Christmas 1956: The Nauvoo Mormon Temple

Nauvoo, IL

The card's interior
The card’s interior.
The Nauvoo Mormon Temple woodblock print
The Nauvoo Mormon Temple woodblock print.

“The Nauvoo Mormon Temple, the largest and finest building in the West at the time it was built, was destroyed in 1848, the victim of religious intolerance.”

The Nauvoo Temple was the second temple constructed by the Church of Jesus Christ of Latter Day Saints, and was designed in the Greek Revival style by Mormon architect William Weeks, under the direction of Joseph Smith.

Construction was only half complete when Smith was assassinated in 1844. As mob violence increased during the summer of 1845, Brigham Young encouraged the Latter Day Saints to complete the temple even as they prepared to abandon the city.
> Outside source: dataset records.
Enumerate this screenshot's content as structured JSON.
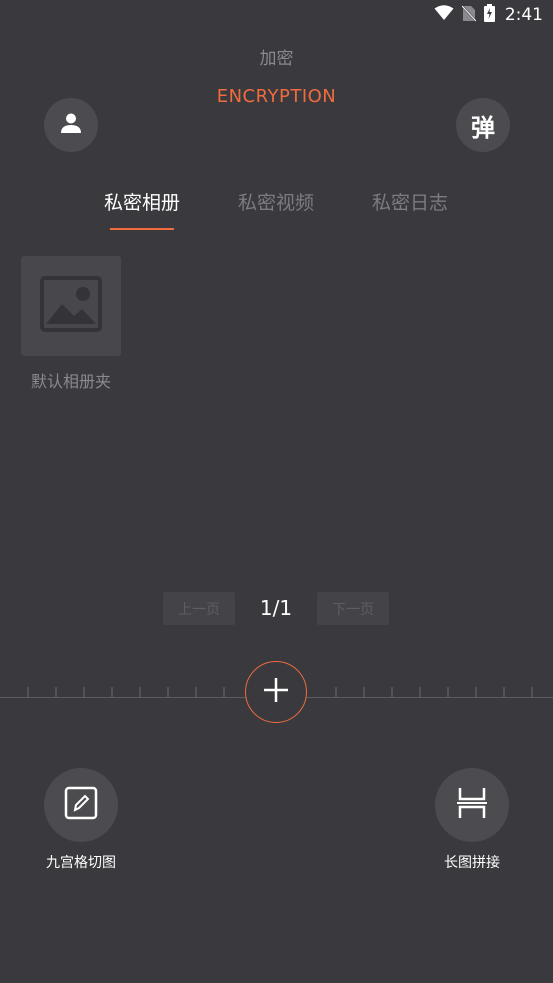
{
  "status_bar": {
    "time": "2:41"
  },
  "header": {
    "subtitle": "加密",
    "title": "ENCRYPTION",
    "popup_label": "弹"
  },
  "tabs": [
    {
      "label": "私密相册",
      "active": true
    },
    {
      "label": "私密视频",
      "active": false
    },
    {
      "label": "私密日志",
      "active": false
    }
  ],
  "albums": [
    {
      "name": "默认相册夹"
    }
  ],
  "pager": {
    "prev_label": "上一页",
    "indicator": "1/1",
    "next_label": "下一页"
  },
  "tools": [
    {
      "label": "九宫格切图",
      "icon": "edit-icon"
    },
    {
      "label": "长图拼接",
      "icon": "stitch-icon"
    }
  ],
  "colors": {
    "accent": "#f06b3e",
    "background": "#3a3a3e",
    "button": "#4c4c50"
  }
}
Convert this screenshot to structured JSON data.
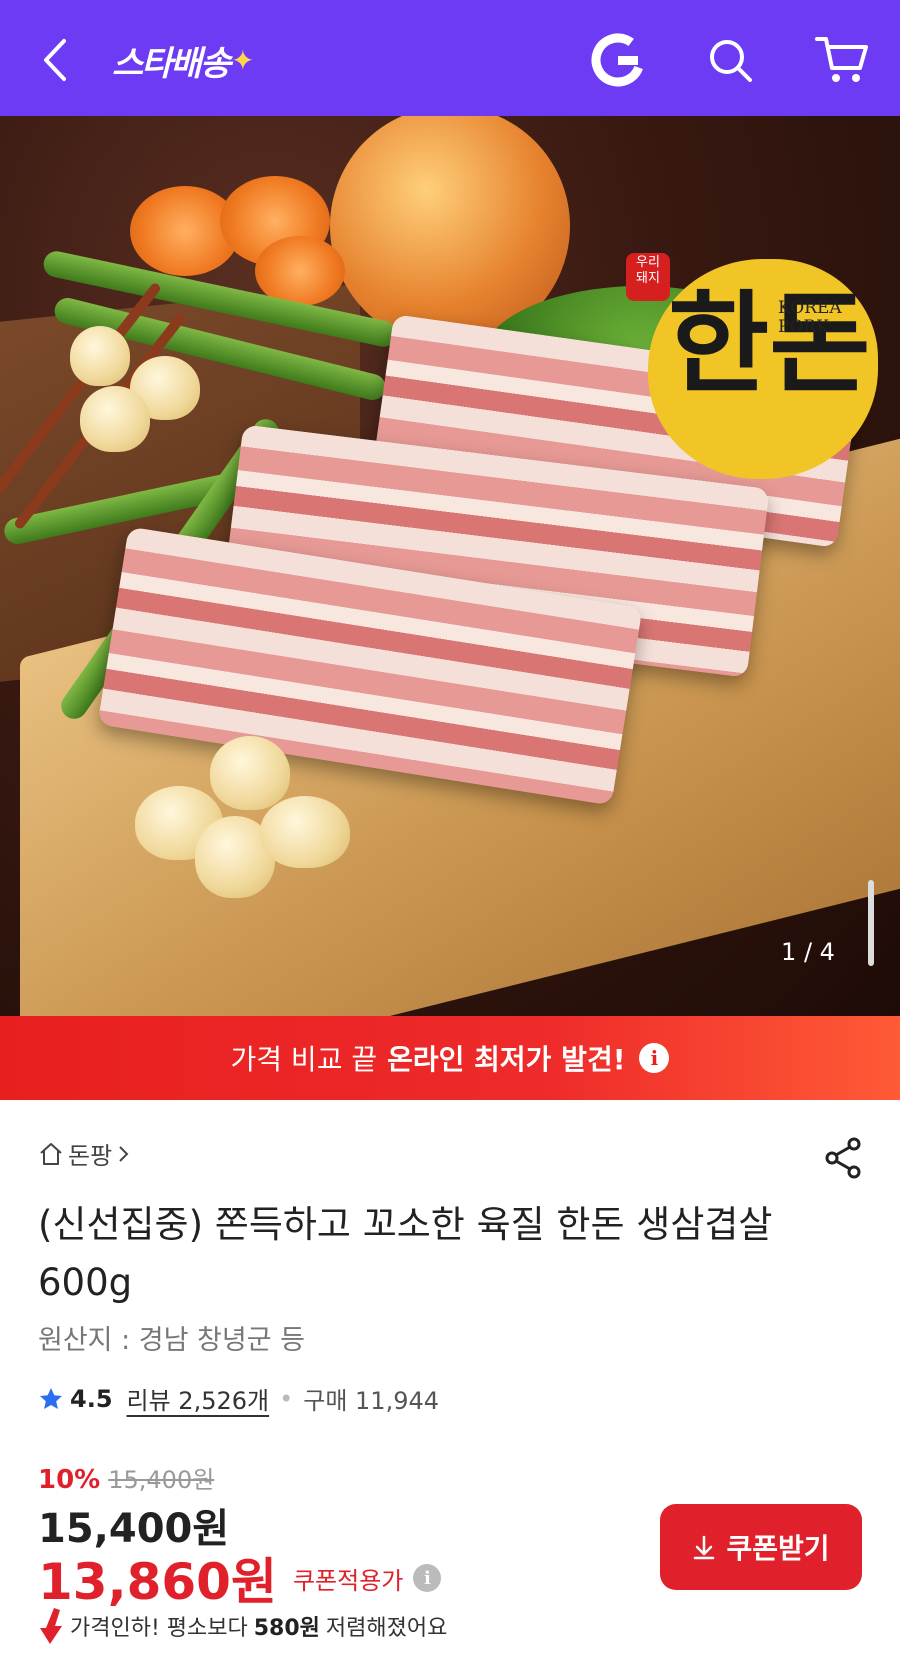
{
  "header": {
    "logo_text": "스타배송",
    "logo_spark": "✦",
    "icons": [
      "back-arrow-icon",
      "gmarket-g-icon",
      "search-icon",
      "cart-icon"
    ],
    "color": "#6e3bf5"
  },
  "hero": {
    "badge_red": "우리\n돼지",
    "badge_hanja": "한돈",
    "badge_brand": "KOREA\nPORK",
    "pager": "1 / 4"
  },
  "promo": {
    "prefix": "가격 비교 끝",
    "highlight": "온라인 최저가 발견!",
    "info": "i"
  },
  "product": {
    "breadcrumb": "돈팡",
    "title": "(신선집중) 쫀득하고 꼬소한 육질 한돈 생삼겹살 600g",
    "origin": "원산지 : 경남 창녕군 등",
    "rating": "4.5",
    "reviews": "리뷰 2,526개",
    "purchases": "구매 11,944",
    "discount_pct": "10%",
    "original_price": "15,400원",
    "price": "15,400원",
    "coupon_price": "13,860원",
    "coupon_label": "쿠폰적용가",
    "coupon_button": "쿠폰받기",
    "drop_prefix": "가격인하! 평소보다",
    "drop_amount": "580원",
    "drop_suffix": "저렴해졌어요"
  },
  "colors": {
    "accent_red": "#e0202a",
    "header_purple": "#6e3bf5"
  }
}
Upon dedication, the Nauvoo Temple was in use for less than three months. When church members were forced out of Nauvoo in the winter of 1846, the church attempted to sell the building, finally succeeding in 1848. In early October, 1848, the temple was set on fire by an unknown arsonist. The temple was gutted with only four exterior walls standing. A new temple of the Church of Jesus Christ of Latter Day Saints opened in Nauvoo in 2002. The Turners’ full research on the Temple is accessible in their Christmas 1956 note, which was enclosed inside the card.